About the Reunification Palace

The Reunification Palace is built on the site of the Norodom Palace, which was a building constructed by the French colonialists, and completed in 1873, as the residence and office of the French Governor of Cochinchina and later the Governors-General of French Indochina.

Norodom Palace

Following the defeat of the French Armed forces at Dien Bien Phu in 1954 the Norodom Palace became the residence and headquarters of Ngo Dinh Diem, President of the newly formed Republic of Vietnam. President Diem used the Norodom Palace until 1962 when two pilots from the Republic’s own air force bombed the Norodom Palace, instead of the Viet Minh as intended, in attempt to kill President Diem. President Diem survived (for only 19 months until he was killed during a coup) but the Norodom Palace was damaged beyond repair.

T-54 tank that ended the Vietnam War
T-54 tank that ended the Vietnam War
Design of the Palace

The Reunification Palace, originally called the Independence Palace, was built on the same site as the Norodom Palace. The design and construction process took slightly over 5 years. The Reunification Palace is large building designed in a brutal concrete modernist style, as was in vogue in Europe at the time, by Vietnamese architect Ngo Viet Thu whose work had been recognised as outstanding by the famous Beaux-Arts school in Paris, at the time recognised as a world leader in teaching architectural design.

Pavilion in the gardens of the Reunification Palace
Pavilion in the gardens of the Reunification Palace
The Reunification Palace is a Large Building

The Reunification Palace has a large basement with bunkers and command rooms, four levels above ground, and a roof-top helipad. In total 120,000 sqm of floor space. The regime in South Vietnam had different values to those of the austere government of Ho Chi Minh in the North and visitors to the Palace will see opulent rooms, and even a casino on the 3rd level, constructed to cater for the leaders of the Republic of Vietnam.

Seeing the inside of the Reunification Palace its easy to understand why even the people of the South had deep misgivings about their own government which appeared to using their hard earned taxes on things to benefit themselves rather than the new nation as a whole.

Wall around the Reunification Palace
Wall around the Reunification Palace
30th April 1975

The Reunification Palace is most famous as the place where the Vietnam War ended on the 30th April 1975 when a North Vietnamese Army tank broke through the gates at the entrance of the Palace, where the remainder of the government of the Republic of Vietnam awaited their fate.

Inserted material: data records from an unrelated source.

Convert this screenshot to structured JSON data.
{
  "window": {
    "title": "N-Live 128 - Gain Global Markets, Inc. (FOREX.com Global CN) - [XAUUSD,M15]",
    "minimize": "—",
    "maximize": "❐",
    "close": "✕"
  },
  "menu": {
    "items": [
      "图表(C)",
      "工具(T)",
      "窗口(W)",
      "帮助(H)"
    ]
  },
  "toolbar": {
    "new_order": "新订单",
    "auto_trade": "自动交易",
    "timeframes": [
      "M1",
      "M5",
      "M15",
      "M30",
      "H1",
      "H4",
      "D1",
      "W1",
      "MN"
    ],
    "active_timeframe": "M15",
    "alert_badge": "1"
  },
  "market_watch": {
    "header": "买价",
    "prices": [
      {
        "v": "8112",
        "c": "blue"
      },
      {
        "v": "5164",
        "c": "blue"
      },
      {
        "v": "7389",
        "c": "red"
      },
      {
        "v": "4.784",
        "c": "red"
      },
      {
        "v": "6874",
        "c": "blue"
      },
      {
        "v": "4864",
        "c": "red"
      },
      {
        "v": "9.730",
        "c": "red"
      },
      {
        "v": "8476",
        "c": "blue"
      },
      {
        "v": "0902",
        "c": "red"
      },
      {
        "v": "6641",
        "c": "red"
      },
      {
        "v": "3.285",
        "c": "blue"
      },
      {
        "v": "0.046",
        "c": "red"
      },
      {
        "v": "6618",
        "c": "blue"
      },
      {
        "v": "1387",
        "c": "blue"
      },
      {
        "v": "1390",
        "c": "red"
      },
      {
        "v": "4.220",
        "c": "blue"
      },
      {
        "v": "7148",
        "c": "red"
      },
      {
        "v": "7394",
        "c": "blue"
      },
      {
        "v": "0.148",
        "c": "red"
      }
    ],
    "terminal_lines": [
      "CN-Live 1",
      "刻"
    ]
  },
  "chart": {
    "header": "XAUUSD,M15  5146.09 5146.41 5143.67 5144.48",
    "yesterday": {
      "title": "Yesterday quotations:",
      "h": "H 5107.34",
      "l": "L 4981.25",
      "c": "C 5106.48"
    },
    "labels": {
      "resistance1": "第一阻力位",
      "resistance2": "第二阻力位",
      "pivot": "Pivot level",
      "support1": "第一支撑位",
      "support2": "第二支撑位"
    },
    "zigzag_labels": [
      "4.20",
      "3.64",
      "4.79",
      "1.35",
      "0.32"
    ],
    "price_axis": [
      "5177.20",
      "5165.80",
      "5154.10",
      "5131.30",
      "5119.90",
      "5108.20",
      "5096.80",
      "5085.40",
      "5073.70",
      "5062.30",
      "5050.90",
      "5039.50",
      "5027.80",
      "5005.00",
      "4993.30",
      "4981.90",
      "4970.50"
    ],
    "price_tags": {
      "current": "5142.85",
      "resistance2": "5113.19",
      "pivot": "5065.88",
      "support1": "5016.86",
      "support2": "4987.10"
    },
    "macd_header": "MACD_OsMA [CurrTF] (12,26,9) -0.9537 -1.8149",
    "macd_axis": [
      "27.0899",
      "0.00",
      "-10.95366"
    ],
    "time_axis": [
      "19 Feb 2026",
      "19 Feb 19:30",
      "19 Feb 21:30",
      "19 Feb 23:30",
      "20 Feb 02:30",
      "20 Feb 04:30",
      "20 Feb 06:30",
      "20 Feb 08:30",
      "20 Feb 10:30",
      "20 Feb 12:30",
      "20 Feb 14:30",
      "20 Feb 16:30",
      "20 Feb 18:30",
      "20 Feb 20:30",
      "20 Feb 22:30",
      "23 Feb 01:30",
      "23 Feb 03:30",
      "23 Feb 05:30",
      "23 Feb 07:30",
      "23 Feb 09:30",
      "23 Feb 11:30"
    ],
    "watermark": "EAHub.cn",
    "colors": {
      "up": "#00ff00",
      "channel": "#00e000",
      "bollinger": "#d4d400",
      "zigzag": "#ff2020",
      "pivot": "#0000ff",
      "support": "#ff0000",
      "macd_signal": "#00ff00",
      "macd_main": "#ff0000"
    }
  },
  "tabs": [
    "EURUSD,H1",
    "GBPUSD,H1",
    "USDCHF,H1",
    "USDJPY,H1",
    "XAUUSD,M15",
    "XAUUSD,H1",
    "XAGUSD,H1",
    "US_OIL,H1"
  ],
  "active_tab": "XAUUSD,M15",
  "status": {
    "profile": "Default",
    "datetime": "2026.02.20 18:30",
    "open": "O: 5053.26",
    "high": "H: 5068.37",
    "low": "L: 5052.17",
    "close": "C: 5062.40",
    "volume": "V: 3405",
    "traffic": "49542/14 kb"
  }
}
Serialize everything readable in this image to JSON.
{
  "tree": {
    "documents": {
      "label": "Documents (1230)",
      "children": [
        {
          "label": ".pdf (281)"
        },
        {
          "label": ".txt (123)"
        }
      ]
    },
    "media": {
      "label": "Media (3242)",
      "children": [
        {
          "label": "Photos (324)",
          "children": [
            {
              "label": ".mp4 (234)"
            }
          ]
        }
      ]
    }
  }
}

Demise of the Republic of Vietnam

The then President of the Republic of Vietnam, General Nguyen Van Thieu, had fled 9 days earlier thereby undermining the resolve of the remaining armed forces of the Republic and handing a much quicker victory to the North. This was an act of cowardice which probably saved a lot of lives. The tank, a Russian made T-54, today sits on the grass near to the main entrance to the Reunification Palace as a reminder of the symbolic point of victory in the war which unified the country.

Location of the Reunification Palace

The Reunification Palace is located 2.9 km by road from Saigon Railway Station.